Trained in internal medicine at Massachusetts General Hospital, Harvard, and geriatric medicine at the University of Wisconsin (UW), Dr. Kind’s clinical work caring for older adults prompted a deeper interest in population health science and the importance of improving “health equity,” the scientific term for variations in the care and well-being across different groups. Dr. Kind elected to pursue doctoral studies on the topic with the UW School of Medicine and Public Health, honing an even greater focus on population health when addressing memory disorders and Alzheimer’s disease. Today, Dr. Kind leads an active research lab not only innovating the assessment of health disparities but also poised to translate those findings into improved care for communities still underserved by research and medicine.
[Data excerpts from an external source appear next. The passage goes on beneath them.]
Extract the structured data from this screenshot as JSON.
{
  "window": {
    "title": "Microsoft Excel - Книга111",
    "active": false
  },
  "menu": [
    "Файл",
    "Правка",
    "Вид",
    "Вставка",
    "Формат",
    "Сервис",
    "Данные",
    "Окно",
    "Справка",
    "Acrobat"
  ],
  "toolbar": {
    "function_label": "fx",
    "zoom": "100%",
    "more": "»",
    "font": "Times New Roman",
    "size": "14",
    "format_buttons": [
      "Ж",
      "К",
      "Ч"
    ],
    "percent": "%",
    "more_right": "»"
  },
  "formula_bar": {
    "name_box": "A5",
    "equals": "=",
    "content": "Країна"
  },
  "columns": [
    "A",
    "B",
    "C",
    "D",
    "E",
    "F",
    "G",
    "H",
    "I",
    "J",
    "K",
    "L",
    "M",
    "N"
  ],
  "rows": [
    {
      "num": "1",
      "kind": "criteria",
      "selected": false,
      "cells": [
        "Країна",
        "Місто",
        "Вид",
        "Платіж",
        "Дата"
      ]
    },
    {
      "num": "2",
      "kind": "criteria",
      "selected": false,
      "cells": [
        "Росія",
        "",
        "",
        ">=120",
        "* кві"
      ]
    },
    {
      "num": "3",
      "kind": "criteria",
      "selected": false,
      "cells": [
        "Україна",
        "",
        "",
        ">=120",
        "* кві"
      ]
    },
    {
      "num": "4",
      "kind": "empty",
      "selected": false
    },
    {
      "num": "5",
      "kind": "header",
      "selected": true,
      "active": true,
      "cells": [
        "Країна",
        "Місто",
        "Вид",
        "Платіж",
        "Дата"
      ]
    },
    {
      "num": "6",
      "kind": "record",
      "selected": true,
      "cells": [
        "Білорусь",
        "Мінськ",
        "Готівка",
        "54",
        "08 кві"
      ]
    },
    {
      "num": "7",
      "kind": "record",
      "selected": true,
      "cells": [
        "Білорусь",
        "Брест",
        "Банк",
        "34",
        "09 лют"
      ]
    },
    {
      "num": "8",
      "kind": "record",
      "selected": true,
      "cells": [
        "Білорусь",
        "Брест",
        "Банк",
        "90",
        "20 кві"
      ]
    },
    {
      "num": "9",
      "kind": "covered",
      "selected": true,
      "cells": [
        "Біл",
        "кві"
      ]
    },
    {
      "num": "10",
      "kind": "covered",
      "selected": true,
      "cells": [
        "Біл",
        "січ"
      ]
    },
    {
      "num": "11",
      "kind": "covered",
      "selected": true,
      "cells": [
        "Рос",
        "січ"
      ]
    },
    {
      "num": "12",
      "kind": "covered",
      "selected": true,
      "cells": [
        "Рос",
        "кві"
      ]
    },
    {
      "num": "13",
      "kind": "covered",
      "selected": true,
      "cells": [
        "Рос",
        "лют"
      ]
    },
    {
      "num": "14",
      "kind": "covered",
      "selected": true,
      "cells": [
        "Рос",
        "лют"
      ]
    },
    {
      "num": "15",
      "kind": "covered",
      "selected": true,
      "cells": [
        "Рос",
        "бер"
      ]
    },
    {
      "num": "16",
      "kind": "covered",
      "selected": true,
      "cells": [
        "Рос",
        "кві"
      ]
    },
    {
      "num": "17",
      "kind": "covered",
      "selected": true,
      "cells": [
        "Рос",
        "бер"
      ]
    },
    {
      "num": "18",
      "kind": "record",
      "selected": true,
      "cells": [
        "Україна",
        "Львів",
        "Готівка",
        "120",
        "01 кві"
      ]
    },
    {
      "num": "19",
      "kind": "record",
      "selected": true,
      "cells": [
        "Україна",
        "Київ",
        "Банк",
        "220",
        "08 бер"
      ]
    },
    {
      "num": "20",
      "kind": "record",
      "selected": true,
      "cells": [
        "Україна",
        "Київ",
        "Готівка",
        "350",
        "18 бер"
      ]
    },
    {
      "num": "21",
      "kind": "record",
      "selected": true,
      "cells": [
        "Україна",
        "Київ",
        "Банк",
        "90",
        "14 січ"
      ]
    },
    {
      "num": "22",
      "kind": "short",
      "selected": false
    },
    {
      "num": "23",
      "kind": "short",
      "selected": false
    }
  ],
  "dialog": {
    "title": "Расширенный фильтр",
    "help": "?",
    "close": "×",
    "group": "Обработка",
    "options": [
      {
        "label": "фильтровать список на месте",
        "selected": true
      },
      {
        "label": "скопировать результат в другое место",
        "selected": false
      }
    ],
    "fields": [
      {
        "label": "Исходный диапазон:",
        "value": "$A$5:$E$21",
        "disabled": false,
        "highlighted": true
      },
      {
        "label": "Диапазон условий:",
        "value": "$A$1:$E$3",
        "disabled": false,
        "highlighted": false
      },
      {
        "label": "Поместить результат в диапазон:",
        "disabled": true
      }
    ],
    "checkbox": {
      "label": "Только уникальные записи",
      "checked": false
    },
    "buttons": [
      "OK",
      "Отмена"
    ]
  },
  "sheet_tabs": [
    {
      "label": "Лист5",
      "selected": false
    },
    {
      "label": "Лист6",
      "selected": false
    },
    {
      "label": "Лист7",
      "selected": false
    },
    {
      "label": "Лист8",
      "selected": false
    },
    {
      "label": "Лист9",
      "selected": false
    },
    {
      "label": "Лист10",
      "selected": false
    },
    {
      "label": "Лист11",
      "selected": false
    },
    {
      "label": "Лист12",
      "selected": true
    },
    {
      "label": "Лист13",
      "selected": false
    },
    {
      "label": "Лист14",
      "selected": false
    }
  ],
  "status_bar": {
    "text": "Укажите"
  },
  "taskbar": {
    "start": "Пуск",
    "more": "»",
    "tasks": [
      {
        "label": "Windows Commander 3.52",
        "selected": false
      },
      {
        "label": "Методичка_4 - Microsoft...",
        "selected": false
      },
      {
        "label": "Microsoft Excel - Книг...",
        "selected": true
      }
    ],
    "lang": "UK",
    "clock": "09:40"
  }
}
Among her many accomplishments, Dr. Kind developed the “Neighborhood Atlas,” a first-of-its-kind neighborhood map that breaks down socioeconomic factors for every neighborhood in the U.S., including Puerto Rico. Touted by the National Institutes of Health and profiled in the New England Journal of Medicine among other venues, the Atlas allows clinicians, public health professionals, and even city planners to assess socioeconomic status based on the complex interplay of income, education, employment, and housing quality. The Atlas also speaks to Dr. Kind’s growing expertise in why these factors can, should, and must be studied hand-in-hand with innovations shaping medicine and care for America’s growing older adult population.
“Neighborhood disadvantage impacts the health of older adults in key and wide-ranging ways,” summarized Dr. Kind. “Our team’s multi-disciplinary research has supported the importance of neighborhood in health and care, particularly via examination of conditions like Alzheimer’s disease. We have also seen the power of harnessing data democratization for catalyzing real-world change. I’m excited to share this work at #AGS19.”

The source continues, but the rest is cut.